In either of the examples, this same sensing ability and installation technique can be used in many applications.
oil and gas solution
Not long ago, I assisted a local oil industry startup company with a piston type valve sensing requirement. The company brought in a valve and the standard type of sensing installation concept using the two-sensor method they read about online. They were inquiring about what type of sensors were necessary to accomplish this and how the mounting positions should be along with wiring schematic. I provided the sensor type, positioning, wiring and the estimated cost. They were very happy with the suggestions and were accepting of the cost. Then, I introduced them to the BSL. I showed them how to use only one switch, one magnet and reduce the wiring. They were very excited with what they had witnessed, but more importantly for them, as a struggling startup business, was the cost reduction.

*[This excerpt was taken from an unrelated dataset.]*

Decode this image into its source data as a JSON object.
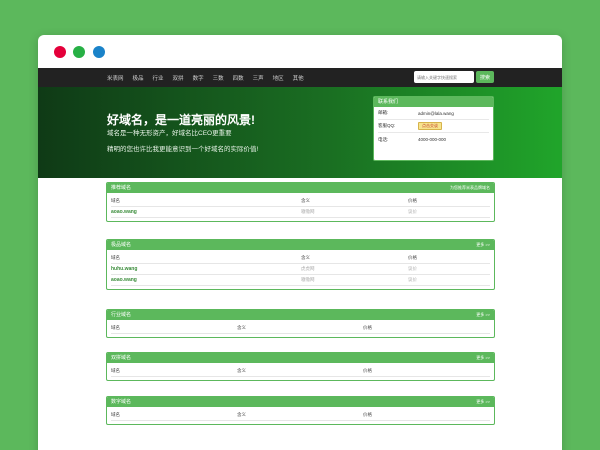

A major point that I would like to express is how nice it was with assisting that company, how well the project flowed and the importance for the customer and HSI to be involved together in an application from the start of the design. Many times, when we are not involved initially, designers have already set in stone their hard parts and sensor layout and have committed to that monetarily having components produced. This sometimes makes it difficult on our end and takes much longer for overall completion because the layout is not right for the correct sensor/actuator arrangement and the customers don’t want to change all the hard work they did up front, so we all struggle to make it work.
An interesting fact that most people don’t know, or may not even consider, is that this amazing switch design can save energy! That’s very important in today’s times of energy conservation. An example of this is if a system utilizes a standard SPDT switch in a coil and the contact state needs to change its position and remain there for extended periods, you must provide power to the coil to operate the switch and maintain the power to hold that position. That means power is being consumed to move the contact initially and must have continuous supply to hold that position until the switch is required to shift back to its normally closed position, then the power is finally removed.
As a side note, we had a customer that held a switch in an operated position for seven years. Think about that power consumption and the heat generated by the coil, potentially causing coil failure over time. And, if a power failure occurred, the switch would not remain operated and could possibly have a devastating impact.
If a person was utilizing our standard BSL switch, this would not be the case. The installed switch and coil configuration would be exactly the same as before. The important part is the fact that now when you needed to operate the switch and hold it in that position, all you would need to do is apply a very minuscule millisecond pulse of power to the coil to make the switch operate and change its contact position, and then kill all power to the coil and it would maintain that position however long as necessary.
Thanks to the BSL switch, we now have basically zero power being consumed for the same application.